You can be as loyal as Jeff Sessions and still suffer the consequences of that plain and inescapable truth: This president should not be the president, and the sooner he is not, the better.
I, of course, wholeheartedly agree with all of this, but I think we really do ourselves a disservice if we focus on sideshows like his treatment of Sessions. I know full well that underneath the Sessions insanity is some kind of panic and desire to avoid legal scrutiny, and that this controversy has the most immediate potential to cause a constitutional crisis. But it’s Trump’s insanity that is the real reason he should be removed. It’s the risk involved in having him handle our nuclear weapons and be responsible for dealing with the nuclear weapons and ICBM’s under development in North Korea. It’s a close look at how he’s going about setting our policy in Afghanistan based on 19th-Century ideas about colonial exploitation of mineral resources and claiming the spoils of war.
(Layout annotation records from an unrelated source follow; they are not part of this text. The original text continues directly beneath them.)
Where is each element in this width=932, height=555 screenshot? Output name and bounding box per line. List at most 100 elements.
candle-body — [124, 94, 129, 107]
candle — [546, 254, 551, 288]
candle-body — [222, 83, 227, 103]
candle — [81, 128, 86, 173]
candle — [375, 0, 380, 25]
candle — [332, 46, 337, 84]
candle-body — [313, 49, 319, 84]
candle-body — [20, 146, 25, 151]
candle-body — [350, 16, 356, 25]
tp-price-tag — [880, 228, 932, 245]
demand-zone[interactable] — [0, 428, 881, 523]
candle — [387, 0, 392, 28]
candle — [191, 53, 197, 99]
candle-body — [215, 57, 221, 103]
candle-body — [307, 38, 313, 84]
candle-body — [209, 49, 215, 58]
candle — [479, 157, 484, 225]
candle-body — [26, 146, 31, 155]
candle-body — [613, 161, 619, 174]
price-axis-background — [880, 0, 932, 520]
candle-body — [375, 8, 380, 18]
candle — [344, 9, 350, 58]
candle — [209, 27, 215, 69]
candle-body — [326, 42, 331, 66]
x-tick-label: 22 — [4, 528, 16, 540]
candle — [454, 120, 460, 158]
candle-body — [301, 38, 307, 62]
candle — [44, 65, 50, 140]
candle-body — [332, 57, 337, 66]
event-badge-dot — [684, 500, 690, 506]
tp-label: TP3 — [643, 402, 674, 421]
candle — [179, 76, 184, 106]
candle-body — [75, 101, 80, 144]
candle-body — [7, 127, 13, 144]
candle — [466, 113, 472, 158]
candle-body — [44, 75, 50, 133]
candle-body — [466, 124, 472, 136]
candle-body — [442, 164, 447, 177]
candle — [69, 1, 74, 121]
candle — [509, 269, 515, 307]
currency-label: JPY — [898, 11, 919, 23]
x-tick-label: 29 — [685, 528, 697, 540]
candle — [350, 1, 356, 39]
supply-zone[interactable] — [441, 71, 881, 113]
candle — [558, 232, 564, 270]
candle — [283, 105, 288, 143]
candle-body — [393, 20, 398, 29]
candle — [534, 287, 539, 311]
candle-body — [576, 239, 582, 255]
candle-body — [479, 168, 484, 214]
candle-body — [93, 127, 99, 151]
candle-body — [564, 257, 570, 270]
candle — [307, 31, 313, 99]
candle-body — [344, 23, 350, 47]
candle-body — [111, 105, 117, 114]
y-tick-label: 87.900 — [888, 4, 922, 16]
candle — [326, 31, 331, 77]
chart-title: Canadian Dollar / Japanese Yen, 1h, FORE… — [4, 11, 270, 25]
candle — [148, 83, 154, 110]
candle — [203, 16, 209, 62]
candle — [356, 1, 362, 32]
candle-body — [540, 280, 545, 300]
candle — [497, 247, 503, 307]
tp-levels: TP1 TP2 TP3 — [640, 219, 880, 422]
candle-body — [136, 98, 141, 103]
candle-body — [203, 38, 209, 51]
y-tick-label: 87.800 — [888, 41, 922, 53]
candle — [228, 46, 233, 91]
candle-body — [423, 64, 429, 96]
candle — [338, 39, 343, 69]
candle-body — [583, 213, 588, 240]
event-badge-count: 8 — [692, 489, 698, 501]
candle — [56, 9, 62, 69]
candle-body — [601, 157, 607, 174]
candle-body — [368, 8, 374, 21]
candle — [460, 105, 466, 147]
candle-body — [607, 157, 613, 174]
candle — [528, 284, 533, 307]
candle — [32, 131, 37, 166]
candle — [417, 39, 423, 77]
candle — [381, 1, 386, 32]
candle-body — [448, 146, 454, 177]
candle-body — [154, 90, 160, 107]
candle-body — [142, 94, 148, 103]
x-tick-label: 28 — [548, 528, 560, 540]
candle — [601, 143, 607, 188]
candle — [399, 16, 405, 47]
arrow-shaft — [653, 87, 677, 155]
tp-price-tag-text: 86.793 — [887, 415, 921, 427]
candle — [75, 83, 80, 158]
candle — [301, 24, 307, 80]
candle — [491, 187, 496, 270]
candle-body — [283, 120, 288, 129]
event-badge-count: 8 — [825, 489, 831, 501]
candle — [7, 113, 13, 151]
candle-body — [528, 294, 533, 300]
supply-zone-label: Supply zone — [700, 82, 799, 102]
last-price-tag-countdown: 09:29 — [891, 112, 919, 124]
The man is nuttier than a Snickers Bar, and a real live demonstration of The Emperor Wears No Clothes fable. I don’t care that he routinely incriminates himself. In fact, that makes it easier to make the case for removing him. What I care about is that he’s in charge of the largest and most lethal arsenal ever assembled on Earth, and no human being can safely trust him with that responsibility.
I’m glad that Douthat and his ideological kin see things largely the same way that I do, but I wish they’d make their argument more urgently and with more focus and punch.